Selamat Datang

Selamat Datang di Blog ini bersama R. Slamet Widiantono ------**------ TUHAN MEMBERKATI -----* KASIH ITU MEMBERIKAN DIRI BAGI SESAMA -----* JANGAN LUPA BAHAGIA -----* TERUS BERPIKIR POSITIF -----* SALAM DOA -----* slammy

Tuesday, September 24, 2019

PERKAWINAN KATOLIK : PAHAM DASAR GEREJA

“Dengan perjanjian perkawinan pria dan wanita membentu antara mereka kebersamaan seluruh hidup; dari sifat kodratinya perjanjian itu terarah pada kesejahteraan suami-isteri serta kelahiran dan pendidikan anak; oleh Kristus Tuhan perjanjian perkawinan antara orang-orang yang dibaptis diangkat ke martabat Sakramen.” (Kan. 1055 $ 1)

a. Perjanjian Perkawinan
 

Perkawinan itu dari kodratnya adalah suatu perjanjian (covenant, foedus). 
Dalam tradisi Yahudi, perjanjian berarti suatu “agreement” (persetujuan) yang membentuk (menciptakan) suatu hubungan sedemikian rupa sehingga mempunyai kekuatan mengikat sama seperti hubungan antara orang-orang yang mempunyai hubungan darah. 
Konsekwensinya, hubungan itu tidak berhenti atau berakhir, sekalipun kesepakatan terhadap perjanjian itu ditarik kembali. 
 Berdasarkan pilihan bebas dari suami-istri, suatu perjanjian sesungguhnya akan meliputi relasi antar pribadi seutuhnya yang terdiri dari hubungan spiritual, emosional dan fisik.
 
b. Kebersamaan Seluruh Hidup

Dari kodratnya perkawinan adalah suatu kebersamaan seluruh hidup (consortium totius vitae. “Consortium”, con = bersama, sors = nasib, jadi kebersamaan senasib.
Totius vitae = seumur hidup, hidup seutuhnya).
Ini terjadi oleh perjanjian perkawinan. Suami istri berjanji untuk menyatukan hidup mereka secara utuh hingga akhir hayat (bdk. janji Perkawinan).

c. Antara Pria dan Wanita

Pria dan wanita diciptakan menurut gambaran Allah dan diperuntukkan satu sama lain, saling membutuhkan, saling melengkapi, saling memperkaya. Menjadi “satu daging” (Kej 2:24).

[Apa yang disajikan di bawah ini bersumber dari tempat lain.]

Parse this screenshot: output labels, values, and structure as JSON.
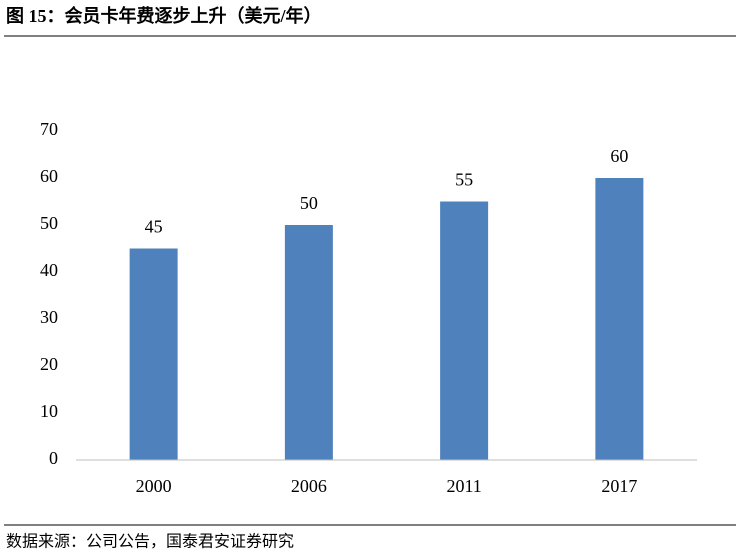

d. Sifat Kodrati Keterarahan kepada Kesejahteraan Suami-Istri (Bonum Coniugum)

Selain tiga “bona” (bonum = kebaikan) perkawinan yang diajarkan St. Agustinus, yakni
(a) bonum prolis: kebaikan anak, bahwa perkawinan ditujukan kepada kelahiran dan pendidikan anak,
(b) bonum fidei: kebaikan kesetiaan, menunjuk kepada sifat kesetiaan dalam perkawinan, dan
(c) bonum sacramenti: kebaikan sakramen, menunjuk pada sifat permanensi perkawinan; Gaudium et Spes no. 48 menambah lagi satu “bonum” yang lain, yakni bonum coniugum (kebaikan, kesejahteraan suami-istri).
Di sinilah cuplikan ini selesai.